TWIN FALLS — A Twin Falls nonprofit that helps women overcoming addictions has a new director and staff.
Kristy Backus has been director of Jubilee House for about four months, after the previous director left for a job in Florida. And the rest of the staff is new, too.
Jubilee House is a 12-month, faith-based residential recovery program for women with drug and alcohol addictions. It accommodates up to 10 women at a time. The nonprofit doesn’t receive any government funding and relies entirely on donations and private grants.
Open for nearly a decade, Jubilee House has launched a new fundraising campaign called “Simply Give.”
The nonprofit hopes to reach 500 people who’ll give $20 per month to help operating expenses. That includes housing costs, food and clothing for program participants.
“That’s just to sustain these women,” Backus said.
The nonprofit also accepts donations of items such as toiletries, cleaning supplies and food.
Backus was born and raised in Salt Lake City, and said she struggled with drugs and alcohol years ago. At age 40, she realized things in her life weren’t going like they were supposed to.

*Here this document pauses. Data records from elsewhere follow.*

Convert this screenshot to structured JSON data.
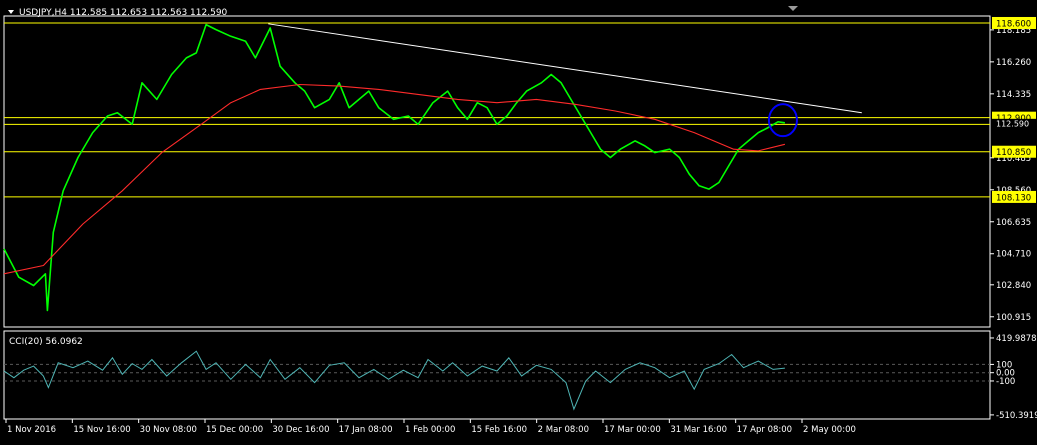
{
  "chart_data": [
    {
      "type": "line",
      "title": "USDJPY,H4  112.585 112.653 112.563 112.590",
      "symbol": "USDJPY",
      "timeframe": "H4",
      "ohlc": {
        "open": 112.585,
        "high": 112.653,
        "low": 112.563,
        "close": 112.59
      },
      "ylim": [
        100.3,
        118.9
      ],
      "y_ticks": [
        118.185,
        116.26,
        114.335,
        110.485,
        108.56,
        106.635,
        104.71,
        102.84,
        100.915
      ],
      "x_ticks": [
        "1 Nov 2016",
        "15 Nov 16:00",
        "30 Nov 08:00",
        "15 Dec 00:00",
        "30 Dec 16:00",
        "17 Jan 08:00",
        "1 Feb 00:00",
        "15 Feb 16:00",
        "2 Mar 08:00",
        "17 Mar 00:00",
        "31 Mar 16:00",
        "17 Apr 08:00",
        "2 May 00:00"
      ],
      "x_range": [
        0,
        1000
      ],
      "series": [
        {
          "name": "",
          "color": "#00ff00",
          "points": [
            [
              0,
              105.0
            ],
            [
              15,
              103.3
            ],
            [
              30,
              102.8
            ],
            [
              42,
              103.5
            ],
            [
              44,
              101.3
            ],
            [
              50,
              106.0
            ],
            [
              60,
              108.5
            ],
            [
              75,
              110.5
            ],
            [
              90,
              112.0
            ],
            [
              105,
              113.0
            ],
            [
              115,
              113.2
            ],
            [
              130,
              112.5
            ],
            [
              140,
              115.0
            ],
            [
              155,
              114.0
            ],
            [
              170,
              115.5
            ],
            [
              185,
              116.5
            ],
            [
              195,
              116.8
            ],
            [
              205,
              118.5
            ],
            [
              215,
              118.2
            ],
            [
              230,
              117.8
            ],
            [
              245,
              117.5
            ],
            [
              255,
              116.5
            ],
            [
              270,
              118.3
            ],
            [
              280,
              116.0
            ],
            [
              295,
              115.0
            ],
            [
              305,
              114.5
            ],
            [
              315,
              113.5
            ],
            [
              330,
              114.0
            ],
            [
              340,
              115.0
            ],
            [
              350,
              113.5
            ],
            [
              360,
              114.0
            ],
            [
              370,
              114.5
            ],
            [
              380,
              113.5
            ],
            [
              395,
              112.8
            ],
            [
              410,
              113.0
            ],
            [
              420,
              112.5
            ],
            [
              435,
              113.8
            ],
            [
              450,
              114.5
            ],
            [
              460,
              113.5
            ],
            [
              470,
              112.8
            ],
            [
              480,
              113.8
            ],
            [
              490,
              113.5
            ],
            [
              500,
              112.5
            ],
            [
              510,
              113.0
            ],
            [
              520,
              113.8
            ],
            [
              530,
              114.5
            ],
            [
              545,
              115.0
            ],
            [
              555,
              115.5
            ],
            [
              565,
              115.0
            ],
            [
              575,
              114.0
            ],
            [
              585,
              113.0
            ],
            [
              595,
              112.0
            ],
            [
              605,
              111.0
            ],
            [
              615,
              110.5
            ],
            [
              625,
              111.0
            ],
            [
              640,
              111.5
            ],
            [
              650,
              111.2
            ],
            [
              660,
              110.8
            ],
            [
              675,
              111.0
            ],
            [
              685,
              110.5
            ],
            [
              695,
              109.5
            ],
            [
              705,
              108.8
            ],
            [
              715,
              108.6
            ],
            [
              725,
              109.0
            ],
            [
              735,
              110.0
            ],
            [
              745,
              111.0
            ],
            [
              755,
              111.5
            ],
            [
              765,
              112.0
            ],
            [
              775,
              112.3
            ],
            [
              785,
              112.65
            ],
            [
              792,
              112.59
            ]
          ]
        },
        {
          "name": "",
          "color": "#ff2b2b",
          "points": [
            [
              0,
              103.5
            ],
            [
              40,
              104.0
            ],
            [
              80,
              106.5
            ],
            [
              120,
              108.5
            ],
            [
              160,
              110.8
            ],
            [
              200,
              112.5
            ],
            [
              230,
              113.8
            ],
            [
              260,
              114.6
            ],
            [
              300,
              114.9
            ],
            [
              340,
              114.8
            ],
            [
              380,
              114.6
            ],
            [
              420,
              114.3
            ],
            [
              460,
              114.0
            ],
            [
              500,
              113.8
            ],
            [
              540,
              114.0
            ],
            [
              580,
              113.7
            ],
            [
              620,
              113.3
            ],
            [
              660,
              112.8
            ],
            [
              700,
              112.0
            ],
            [
              740,
              111.0
            ],
            [
              765,
              110.9
            ],
            [
              792,
              111.3
            ]
          ]
        }
      ],
      "trendline": {
        "color": "#ffffff",
        "points": [
          [
            268,
            118.55
          ],
          [
            870,
            113.2
          ]
        ]
      },
      "horizontal_levels": [
        {
          "value": 118.6,
          "label": "118.600",
          "color": "#ffff00"
        },
        {
          "value": 112.9,
          "label": "112.900",
          "color": "#ffff00"
        },
        {
          "value": 112.5,
          "label": "",
          "color": "#ffff00"
        },
        {
          "value": 110.85,
          "label": "110.850",
          "color": "#ffff00"
        },
        {
          "value": 108.13,
          "label": "108.130",
          "color": "#ffff00"
        }
      ],
      "current_price_label": "112.590",
      "highlight_circle": {
        "x": 790,
        "y": 112.75,
        "color": "#0000ff"
      }
    },
    {
      "type": "line",
      "title": "CCI(20) 56.0962",
      "indicator": "CCI(20)",
      "current_value": 56.0962,
      "ylim": [
        -560,
        480
      ],
      "y_ticks": [
        419.9878,
        100,
        0,
        -100,
        -510.3919
      ],
      "y_tick_labels": [
        "419.9878",
        "100",
        "0.00",
        "-100",
        "-510.3919"
      ],
      "levels": [
        100,
        0,
        -100
      ],
      "series": [
        {
          "name": "",
          "color": "#4fb4b4",
          "points": [
            [
              0,
              20
            ],
            [
              10,
              -60
            ],
            [
              20,
              30
            ],
            [
              30,
              80
            ],
            [
              40,
              -40
            ],
            [
              45,
              -180
            ],
            [
              55,
              120
            ],
            [
              70,
              60
            ],
            [
              85,
              140
            ],
            [
              100,
              30
            ],
            [
              110,
              180
            ],
            [
              120,
              -20
            ],
            [
              130,
              110
            ],
            [
              140,
              40
            ],
            [
              150,
              160
            ],
            [
              165,
              -40
            ],
            [
              180,
              120
            ],
            [
              195,
              260
            ],
            [
              205,
              40
            ],
            [
              215,
              120
            ],
            [
              230,
              -80
            ],
            [
              245,
              100
            ],
            [
              260,
              -60
            ],
            [
              270,
              160
            ],
            [
              285,
              -80
            ],
            [
              300,
              60
            ],
            [
              315,
              -120
            ],
            [
              330,
              90
            ],
            [
              345,
              120
            ],
            [
              360,
              -60
            ],
            [
              375,
              40
            ],
            [
              390,
              -80
            ],
            [
              405,
              30
            ],
            [
              420,
              -60
            ],
            [
              430,
              160
            ],
            [
              445,
              20
            ],
            [
              455,
              120
            ],
            [
              470,
              -40
            ],
            [
              485,
              80
            ],
            [
              500,
              20
            ],
            [
              512,
              180
            ],
            [
              525,
              -40
            ],
            [
              540,
              90
            ],
            [
              555,
              40
            ],
            [
              570,
              -120
            ],
            [
              578,
              -440
            ],
            [
              590,
              -100
            ],
            [
              600,
              20
            ],
            [
              615,
              -120
            ],
            [
              630,
              40
            ],
            [
              645,
              120
            ],
            [
              660,
              60
            ],
            [
              675,
              -60
            ],
            [
              690,
              20
            ],
            [
              700,
              -200
            ],
            [
              710,
              40
            ],
            [
              725,
              110
            ],
            [
              738,
              220
            ],
            [
              750,
              60
            ],
            [
              765,
              140
            ],
            [
              780,
              40
            ],
            [
              792,
              56
            ]
          ]
        }
      ]
    }
  ],
  "x_axis_labels": [
    "1 Nov 2016",
    "15 Nov 16:00",
    "30 Nov 08:00",
    "15 Dec 00:00",
    "30 Dec 16:00",
    "17 Jan 08:00",
    "1 Feb 00:00",
    "15 Feb 16:00",
    "2 Mar 08:00",
    "17 Mar 00:00",
    "31 Mar 16:00",
    "17 Apr 08:00",
    "2 May 00:00"
  ],
  "colors": {
    "background": "#000000",
    "axis": "#ffffff",
    "grid": "#5a5a5a",
    "price": "#00ff00",
    "ma": "#ff2b2b",
    "level": "#ffff00",
    "cci": "#4fb4b4",
    "circle": "#0000ff"
  },
  "header": {
    "collapse_icon": "triangle-down-icon"
  }
}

She became a born-again Christian and turns 66 years old this year. Recovering from an addiction is a process, she said.
Backus previously launched and operated several Curves for Women branches in Idaho. Most recently, she spent five years at St. Luke’s Magic Valley Medical Center — three as a patient coordinator for the Mountain States Tumor Institute.
Her pastor approached her about the director job opening at Jubilee House. After some thought, she figured the job could be a blessing.
Jubilee House has three staff members, including Backus, plus three night employees. All of the staff members are new, and they’re all part-time except Backus.
Women in the program live in a historic home that used to be on Shoshone Street until it was moved behind Community Christian Church on Grandview Drive. A long gravel road leads to the house, and there’s a garden outside where women grow produce.
“It helps them to recover in a safe place,” Backus said. “We put people back into the community that are healthy.”
The age of women in the program typically ranges from 18 to those in their 40s. About 90 percent are court-ordered to complete the program and are felons, Backus said, but some come by their own choice.
It’s not a jail or lockdown-type facility, Backus said. There are employees on site 24 hours a day, seven days a week.
If women are court-ordered to live at Jubilee House, the staff will call their probation officer if they leave the property.
Said Backus: “These girls are amazing.”